Fire officials brace for 'above average' conditions

Jun. 24—Ahead of another day of expected lightning, continued dry conditions and a looming heat advisory, multiple Southern Oregon fire agencies voiced hope Wednesday that a combination of teamwork and quick action will keep the region's wildfires under control.

Tyler McCarty, acting district forester for the Oregon Department of Forestry's Southwest Oregon District, described "severe to extreme drought in most areas" at a Wednesday morning press conference outside ODF headquarters, and said that the National Interagency Fire Center predicts "above average fire conditions" between June and September.

"This is about a month and a half ahead of what we typically see this time of year," McCarty said, adding that ODF has already responded to 134 fires in southwest Oregon this season.

"That's about 250% of normal for this time of year," McCarty added.

McCarty said ODF has at the ready 22 engines, two water tenders, two bulldozers, three 10-person crews, a Type 3 helicopter with helitack firefighting crew and a new next-generation very large air tanker that will be based in the Rogue Valley.

The air tanker will replace a 1957 Douglas DC-7 Type 1 tanker that was among the last piston-engine tankers still in regular rotation.

McCarty was among a half dozen firefighting agency leaders who spoke Wednesday at a press conference that included the Bureau of Land Management, the Rogue River-Siskiyou National Forest and multi-agency Jackson and Josephine County Fire Defense boards. All representatives shared ways they intend to work together to target wildfires at their earliest stages.

Fire District No. 3 Deputy Chief Mike Hussey, who also spoke as the board chief for the multi-agency Jackson County Fire Defense Board, said they "remain poised to engage this summer."

"From your smallest rural fire district up in Prospect, Greensprings or Wolf Creek down to the valley floor, we're all engaged, working together, and we're going to come to the fight," Hussey said.

There were 115 lightning strikes reported in Jackson County Tuesday, according to National Weather Service meteorologist Dan Weygand. Hot, dry conditions are expected to continue.

Temperatures are expected to climb back into the triple digits later this week, according to Weygand, and heat advisories are expected by the weekend.

"It's going to be hot today and tomorrow, but Friday until Tuesday we're looking at extreme heat," Weygand said. Temperatures are expected to climb as high as 110 degrees in Medford by Sunday.

Approximately 40 lightning strikes were recorded on Rogue River-Siskiyou National Forest lands across the High Cascades and Siskiyou Mountains ranger districts, according to Dan Quinones, acting fire and aviation staff officer.
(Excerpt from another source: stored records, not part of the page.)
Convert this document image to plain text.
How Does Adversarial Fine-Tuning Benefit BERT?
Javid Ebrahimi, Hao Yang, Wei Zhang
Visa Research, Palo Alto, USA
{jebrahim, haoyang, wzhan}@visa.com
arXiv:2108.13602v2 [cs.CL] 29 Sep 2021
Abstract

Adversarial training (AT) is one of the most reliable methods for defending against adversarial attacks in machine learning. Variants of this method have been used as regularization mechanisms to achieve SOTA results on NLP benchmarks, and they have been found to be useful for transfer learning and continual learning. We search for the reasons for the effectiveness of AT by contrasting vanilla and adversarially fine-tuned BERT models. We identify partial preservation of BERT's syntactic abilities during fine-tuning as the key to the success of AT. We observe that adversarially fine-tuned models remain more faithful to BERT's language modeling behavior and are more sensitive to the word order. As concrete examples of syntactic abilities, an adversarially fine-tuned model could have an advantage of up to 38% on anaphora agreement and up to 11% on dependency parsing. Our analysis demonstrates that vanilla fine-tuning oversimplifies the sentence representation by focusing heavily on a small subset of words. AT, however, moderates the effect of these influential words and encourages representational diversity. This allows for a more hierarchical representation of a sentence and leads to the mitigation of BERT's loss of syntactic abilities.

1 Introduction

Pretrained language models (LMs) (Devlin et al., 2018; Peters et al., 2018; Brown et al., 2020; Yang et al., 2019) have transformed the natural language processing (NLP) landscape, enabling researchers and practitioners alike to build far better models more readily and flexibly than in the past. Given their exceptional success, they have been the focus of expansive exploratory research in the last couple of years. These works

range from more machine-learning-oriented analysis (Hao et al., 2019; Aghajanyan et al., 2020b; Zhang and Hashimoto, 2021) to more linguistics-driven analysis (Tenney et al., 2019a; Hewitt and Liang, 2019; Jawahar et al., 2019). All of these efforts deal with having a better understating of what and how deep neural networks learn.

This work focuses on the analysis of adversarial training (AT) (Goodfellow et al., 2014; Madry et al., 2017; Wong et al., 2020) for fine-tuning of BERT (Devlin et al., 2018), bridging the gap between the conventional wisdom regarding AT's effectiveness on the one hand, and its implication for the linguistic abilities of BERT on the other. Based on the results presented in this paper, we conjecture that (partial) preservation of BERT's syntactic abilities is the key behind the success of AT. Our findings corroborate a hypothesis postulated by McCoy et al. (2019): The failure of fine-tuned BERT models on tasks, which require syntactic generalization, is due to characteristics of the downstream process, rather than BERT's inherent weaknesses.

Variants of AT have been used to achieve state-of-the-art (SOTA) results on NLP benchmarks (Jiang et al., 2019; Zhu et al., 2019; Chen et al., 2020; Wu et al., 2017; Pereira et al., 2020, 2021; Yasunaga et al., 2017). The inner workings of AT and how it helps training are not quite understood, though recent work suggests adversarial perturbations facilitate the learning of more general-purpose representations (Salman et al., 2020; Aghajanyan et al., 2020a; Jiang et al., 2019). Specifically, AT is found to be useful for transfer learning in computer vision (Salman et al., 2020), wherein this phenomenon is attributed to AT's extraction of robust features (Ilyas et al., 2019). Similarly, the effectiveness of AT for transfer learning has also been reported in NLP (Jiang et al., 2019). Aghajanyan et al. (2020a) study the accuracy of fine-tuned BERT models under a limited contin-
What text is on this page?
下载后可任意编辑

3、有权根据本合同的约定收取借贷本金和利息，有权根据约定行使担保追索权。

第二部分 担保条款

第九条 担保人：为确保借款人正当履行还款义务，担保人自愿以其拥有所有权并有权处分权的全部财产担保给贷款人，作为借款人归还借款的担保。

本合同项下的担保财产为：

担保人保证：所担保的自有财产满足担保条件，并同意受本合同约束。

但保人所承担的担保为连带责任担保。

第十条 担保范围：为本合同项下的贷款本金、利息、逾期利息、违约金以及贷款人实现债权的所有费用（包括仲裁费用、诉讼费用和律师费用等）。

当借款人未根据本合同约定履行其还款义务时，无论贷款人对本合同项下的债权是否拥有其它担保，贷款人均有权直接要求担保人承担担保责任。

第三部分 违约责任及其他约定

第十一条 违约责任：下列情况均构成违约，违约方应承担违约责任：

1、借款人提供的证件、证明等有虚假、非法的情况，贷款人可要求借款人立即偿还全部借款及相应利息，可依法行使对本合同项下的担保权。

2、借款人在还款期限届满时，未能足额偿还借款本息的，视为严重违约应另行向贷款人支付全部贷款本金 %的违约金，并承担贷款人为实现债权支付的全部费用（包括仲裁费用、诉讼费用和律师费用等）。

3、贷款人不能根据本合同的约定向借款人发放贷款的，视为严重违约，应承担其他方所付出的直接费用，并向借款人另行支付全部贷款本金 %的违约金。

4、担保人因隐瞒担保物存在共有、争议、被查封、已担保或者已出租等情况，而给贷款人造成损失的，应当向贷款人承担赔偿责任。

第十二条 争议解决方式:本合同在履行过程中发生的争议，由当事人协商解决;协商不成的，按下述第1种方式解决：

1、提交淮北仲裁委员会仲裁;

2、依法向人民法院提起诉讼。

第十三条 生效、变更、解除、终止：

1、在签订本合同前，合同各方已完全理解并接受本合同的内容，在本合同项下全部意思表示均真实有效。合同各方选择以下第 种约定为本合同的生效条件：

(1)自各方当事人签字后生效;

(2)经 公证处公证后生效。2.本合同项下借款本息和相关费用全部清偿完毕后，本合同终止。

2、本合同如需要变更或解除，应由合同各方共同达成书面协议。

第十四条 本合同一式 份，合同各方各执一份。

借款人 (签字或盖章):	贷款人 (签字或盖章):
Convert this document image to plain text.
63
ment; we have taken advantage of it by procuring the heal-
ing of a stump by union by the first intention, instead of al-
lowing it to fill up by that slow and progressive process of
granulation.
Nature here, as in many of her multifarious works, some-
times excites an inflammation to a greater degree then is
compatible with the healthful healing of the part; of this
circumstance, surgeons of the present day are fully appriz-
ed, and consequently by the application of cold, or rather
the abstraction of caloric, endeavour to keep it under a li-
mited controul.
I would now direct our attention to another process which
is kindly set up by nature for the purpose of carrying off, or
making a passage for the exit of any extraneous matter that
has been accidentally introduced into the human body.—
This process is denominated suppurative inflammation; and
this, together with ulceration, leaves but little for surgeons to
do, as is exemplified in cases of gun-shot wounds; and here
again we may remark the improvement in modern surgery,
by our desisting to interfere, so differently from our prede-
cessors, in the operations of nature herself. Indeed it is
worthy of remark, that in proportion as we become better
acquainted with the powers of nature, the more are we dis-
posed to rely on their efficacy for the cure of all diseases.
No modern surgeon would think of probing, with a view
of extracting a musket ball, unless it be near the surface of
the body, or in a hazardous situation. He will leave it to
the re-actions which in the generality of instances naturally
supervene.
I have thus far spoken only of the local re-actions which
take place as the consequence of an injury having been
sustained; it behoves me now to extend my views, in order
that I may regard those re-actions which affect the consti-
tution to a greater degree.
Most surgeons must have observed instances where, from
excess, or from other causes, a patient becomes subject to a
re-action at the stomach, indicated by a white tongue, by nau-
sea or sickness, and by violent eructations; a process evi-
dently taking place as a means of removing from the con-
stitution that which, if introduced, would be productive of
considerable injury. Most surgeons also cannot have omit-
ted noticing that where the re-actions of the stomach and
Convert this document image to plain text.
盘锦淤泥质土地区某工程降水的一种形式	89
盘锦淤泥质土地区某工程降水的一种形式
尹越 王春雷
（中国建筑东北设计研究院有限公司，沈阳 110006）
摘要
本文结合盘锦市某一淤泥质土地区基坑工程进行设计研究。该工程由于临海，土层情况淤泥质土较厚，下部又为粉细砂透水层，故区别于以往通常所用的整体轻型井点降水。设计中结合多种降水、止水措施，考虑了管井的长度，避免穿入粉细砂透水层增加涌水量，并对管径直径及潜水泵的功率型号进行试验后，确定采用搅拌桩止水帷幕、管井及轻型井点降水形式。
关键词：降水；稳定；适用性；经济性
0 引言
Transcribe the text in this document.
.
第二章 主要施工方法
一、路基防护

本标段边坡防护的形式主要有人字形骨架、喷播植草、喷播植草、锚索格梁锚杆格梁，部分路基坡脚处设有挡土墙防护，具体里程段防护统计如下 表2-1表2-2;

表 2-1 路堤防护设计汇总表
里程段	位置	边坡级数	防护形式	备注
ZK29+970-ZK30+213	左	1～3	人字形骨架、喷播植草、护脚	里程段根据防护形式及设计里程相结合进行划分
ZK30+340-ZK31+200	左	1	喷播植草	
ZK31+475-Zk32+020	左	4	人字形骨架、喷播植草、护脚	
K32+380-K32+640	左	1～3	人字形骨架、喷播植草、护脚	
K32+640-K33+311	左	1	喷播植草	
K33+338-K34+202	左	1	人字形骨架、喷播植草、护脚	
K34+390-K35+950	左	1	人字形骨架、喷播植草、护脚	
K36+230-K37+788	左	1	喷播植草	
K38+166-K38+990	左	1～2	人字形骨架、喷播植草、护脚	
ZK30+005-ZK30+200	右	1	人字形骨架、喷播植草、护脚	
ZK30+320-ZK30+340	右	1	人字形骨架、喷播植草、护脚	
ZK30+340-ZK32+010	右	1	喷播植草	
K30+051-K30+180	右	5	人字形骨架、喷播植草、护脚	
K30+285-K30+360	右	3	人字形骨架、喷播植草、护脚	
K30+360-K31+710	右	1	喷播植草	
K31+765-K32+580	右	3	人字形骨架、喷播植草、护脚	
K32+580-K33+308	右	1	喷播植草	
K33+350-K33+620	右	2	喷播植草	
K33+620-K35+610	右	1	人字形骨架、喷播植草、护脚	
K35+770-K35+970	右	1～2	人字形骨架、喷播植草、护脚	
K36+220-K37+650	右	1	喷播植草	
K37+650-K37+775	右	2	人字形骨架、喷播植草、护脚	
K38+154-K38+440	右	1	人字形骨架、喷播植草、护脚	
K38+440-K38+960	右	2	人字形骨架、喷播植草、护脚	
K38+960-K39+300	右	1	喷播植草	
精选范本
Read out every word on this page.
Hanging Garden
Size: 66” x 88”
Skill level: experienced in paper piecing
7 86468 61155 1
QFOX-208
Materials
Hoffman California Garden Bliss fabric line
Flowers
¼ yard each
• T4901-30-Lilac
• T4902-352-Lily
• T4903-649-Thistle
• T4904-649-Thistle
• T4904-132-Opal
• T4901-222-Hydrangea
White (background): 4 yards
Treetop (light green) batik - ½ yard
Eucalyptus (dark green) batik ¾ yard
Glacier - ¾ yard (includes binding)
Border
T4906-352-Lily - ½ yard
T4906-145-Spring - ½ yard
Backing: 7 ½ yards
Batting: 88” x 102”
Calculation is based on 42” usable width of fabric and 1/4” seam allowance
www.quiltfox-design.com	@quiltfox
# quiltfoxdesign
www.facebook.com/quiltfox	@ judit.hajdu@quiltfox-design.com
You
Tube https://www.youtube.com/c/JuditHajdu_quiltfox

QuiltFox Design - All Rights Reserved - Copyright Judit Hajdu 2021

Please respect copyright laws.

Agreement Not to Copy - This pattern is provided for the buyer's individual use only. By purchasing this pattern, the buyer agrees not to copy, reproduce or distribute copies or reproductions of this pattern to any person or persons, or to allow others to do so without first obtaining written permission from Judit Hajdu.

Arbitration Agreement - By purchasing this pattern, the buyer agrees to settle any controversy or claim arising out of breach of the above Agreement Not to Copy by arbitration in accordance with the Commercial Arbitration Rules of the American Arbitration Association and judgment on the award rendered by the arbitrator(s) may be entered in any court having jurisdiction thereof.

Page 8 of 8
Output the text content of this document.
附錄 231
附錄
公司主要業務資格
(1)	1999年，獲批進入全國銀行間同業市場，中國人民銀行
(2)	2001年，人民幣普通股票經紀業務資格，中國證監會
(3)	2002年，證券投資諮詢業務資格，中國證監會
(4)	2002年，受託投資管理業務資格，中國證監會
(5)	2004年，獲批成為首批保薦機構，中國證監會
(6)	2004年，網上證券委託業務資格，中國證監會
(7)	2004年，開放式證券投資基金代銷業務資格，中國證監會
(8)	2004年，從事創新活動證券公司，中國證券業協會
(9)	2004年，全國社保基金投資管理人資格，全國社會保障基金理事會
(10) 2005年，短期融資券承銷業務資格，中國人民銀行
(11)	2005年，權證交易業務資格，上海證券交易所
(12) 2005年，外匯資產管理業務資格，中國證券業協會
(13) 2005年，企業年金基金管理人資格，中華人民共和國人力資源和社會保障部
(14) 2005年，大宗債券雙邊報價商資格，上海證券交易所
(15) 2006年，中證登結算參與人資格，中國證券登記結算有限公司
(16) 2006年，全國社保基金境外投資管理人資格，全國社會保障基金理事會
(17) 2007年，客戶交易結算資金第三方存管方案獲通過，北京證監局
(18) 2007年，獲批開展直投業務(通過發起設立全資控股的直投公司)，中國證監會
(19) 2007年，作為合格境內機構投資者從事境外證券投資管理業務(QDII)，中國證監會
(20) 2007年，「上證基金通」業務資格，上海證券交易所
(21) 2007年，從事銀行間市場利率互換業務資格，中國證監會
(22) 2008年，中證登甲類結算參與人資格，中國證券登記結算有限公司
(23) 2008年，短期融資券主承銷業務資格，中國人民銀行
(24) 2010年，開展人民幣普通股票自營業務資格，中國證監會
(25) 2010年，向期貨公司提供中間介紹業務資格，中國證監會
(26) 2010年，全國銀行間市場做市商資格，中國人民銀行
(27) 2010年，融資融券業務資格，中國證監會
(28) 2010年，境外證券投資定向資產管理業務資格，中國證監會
The lightning sparked a tenth of an acre wildfire in the Prospect area near Red Blanket Creek that has since been contained and mopped up.

More lightning is predicted Sunday through Tuesday atop the weekend heat wave, and in an updated news release Wednesday afternoon Quinones said he's ordered additional resources.

Quinones said that the U.S. Forest Service takes the weather service's lightning on dry fuels warnings seriously.

Resources available locally to the Forest Service include 22 engines, a Type 3 dozer, two 10-person teams, a Type 2 initial attack crew, four Type 1 water tenders, an air attack platform, a fixed-wing recon platform, staffed lookouts, the Medford Air Tanker Base and two heavy duty helicopters.

"Should the fire situation elevate, the J. Herbert Stone Nursery (in Central Point) is prepped and ready to become a staging area for additional resources that may be called in," according to the updated release, which describes resources that include smokejumpers, single engine air tankers and other large air tankers available from Central Oregon.

RRSNF is a member of the Rogue Valley Fire Chiefs Association, according to Quinones, and the agency works to partner with local and state fire agencies.

"Relationships and networks are key to our success here in southwest Oregon," Quinones said, describing efforts to build lines of communication between agencies and efficient allocation of resources that may be limited later this fire season.

"We have 1.8 million acres of coverage across our forest lands, five ranger districts and approximately 125 firefighters to do that," Quinones said.

Quinones said they've applied 4,000 acres of prescribed fire on the landscape since last fire season — although he acknowledges "that's not enough." He said the RRSNF is familiar with the lands of at-risk communities outside Ashland, the Waters Creek area near Cave Junction and the areas near Agness on the coast.

"Those folks have been battered by fire and threatened by fire for a long time, and we're doing our best to continue to protect them with our land management treatment objectives," Quinones said.